Через двор шёл молодой человек лет двадцати двух, в расстёгнутом кафтане, и на ходу тёр ладони одну о другую, будто ему было холодно. В мае. При двадцати градусах. Он остановился шагах в пяти от пепелища, посмотрел на пар, на мокрую конюшенную стену, на раскиданную поленницу.
— Опалев бы управился быстрее, — сказал он, ни к кому не обращаясь, повернулся и ушёл в дом.
— Никита Спиридонович. Жар, второй разряд, — очень тихо сказала Дуня. — Он бы просто выжег всё вокруг, и правда было бы быстрее, только у Плотниковых ещё и изба бы сгорела. Но зато быстрее.
— Я понял, — сказал я.
Вечером она отмывала мои ладони в плошке с водой, и я шипел, как та самая баня. Старый ожог на тыльной стороне левой кисти её не интересовал — он был знакомый, он был с того пожара. А вот свежие волдыри от раскалённой дужки она разглядывала долго и молча.
— Девять рублей баня. Я спросила у Матрёны, Матрёна сказала шесть, но у них каменка новая была, значит, девять. — Она перевернула тряпицу холодной стороной. — Она всегда занижает, чтоб не завидовали. Артемий. Ты раньше так не умел.
Я не успел ничего придумать, потому что во двор вошли, и вошли не по-соседски: сначала слуга с фонарём, хотя было ещё светло, а за ним плотный человек в хорошем суконном кафтане, с папкой под мышкой. А следом, из дома, вышла Аграфена Тимофеевна и встала на крыльце с другим фонарём.
И не ушла.
— Артемий Григорьевич? Овчина. Фрол Данилыч. — Плотный человек оглядел мои замотанные ладони, мокрую конюшню, пар над пепелищем. — Люди говорят, вы тут распоряжались, и распоряжались толково. Я, признаться, шёл и думал: а ну как он после трёх-то дней не в разуме, и говорить будет не с кем.

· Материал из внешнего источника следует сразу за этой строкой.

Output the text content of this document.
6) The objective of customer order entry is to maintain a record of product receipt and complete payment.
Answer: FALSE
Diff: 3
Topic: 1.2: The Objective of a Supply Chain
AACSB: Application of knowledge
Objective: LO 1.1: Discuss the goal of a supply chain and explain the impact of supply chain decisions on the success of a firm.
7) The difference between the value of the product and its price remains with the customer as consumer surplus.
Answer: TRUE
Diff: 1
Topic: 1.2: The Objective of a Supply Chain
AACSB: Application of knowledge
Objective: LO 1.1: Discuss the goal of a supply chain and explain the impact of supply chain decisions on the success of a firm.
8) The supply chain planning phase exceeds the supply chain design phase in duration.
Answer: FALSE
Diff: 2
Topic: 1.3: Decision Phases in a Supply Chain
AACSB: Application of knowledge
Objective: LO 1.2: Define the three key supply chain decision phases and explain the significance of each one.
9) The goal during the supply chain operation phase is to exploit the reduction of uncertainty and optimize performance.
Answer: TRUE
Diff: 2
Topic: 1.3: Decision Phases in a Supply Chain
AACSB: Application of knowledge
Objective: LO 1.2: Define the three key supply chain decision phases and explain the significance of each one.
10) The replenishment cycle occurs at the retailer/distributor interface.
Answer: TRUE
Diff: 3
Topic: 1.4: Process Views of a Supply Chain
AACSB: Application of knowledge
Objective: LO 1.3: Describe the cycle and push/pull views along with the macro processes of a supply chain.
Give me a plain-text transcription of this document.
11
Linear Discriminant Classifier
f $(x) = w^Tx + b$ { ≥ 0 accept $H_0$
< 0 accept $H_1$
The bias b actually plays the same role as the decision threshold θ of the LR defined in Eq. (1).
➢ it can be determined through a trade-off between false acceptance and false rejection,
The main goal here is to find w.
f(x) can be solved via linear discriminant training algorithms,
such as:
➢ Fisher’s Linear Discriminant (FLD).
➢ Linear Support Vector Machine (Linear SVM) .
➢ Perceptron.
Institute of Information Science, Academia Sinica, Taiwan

— Теперь есть с кем. Фрол Данилыч, говорите прямо.
— А я прямо и говорю.
Он полез в папку, и у меня внутри всё сделалось очень спокойным и очень холодным. Так бывает, когда подъезжаешь к адресу и ещё из машины видишь, что там не задымление, а полноценный этаж. Лист был плотный, желтоватый, сложенный вчетверо, с потёртостями на сгибах — его разворачивали много раз. Овчина развернул его, повернул ко мне и разгладил ладонью, медленно, чтобы я успел рассмотреть. Почерк был отцовский; я его не знал, а тело знало, и меня от этого почерка слегка повело.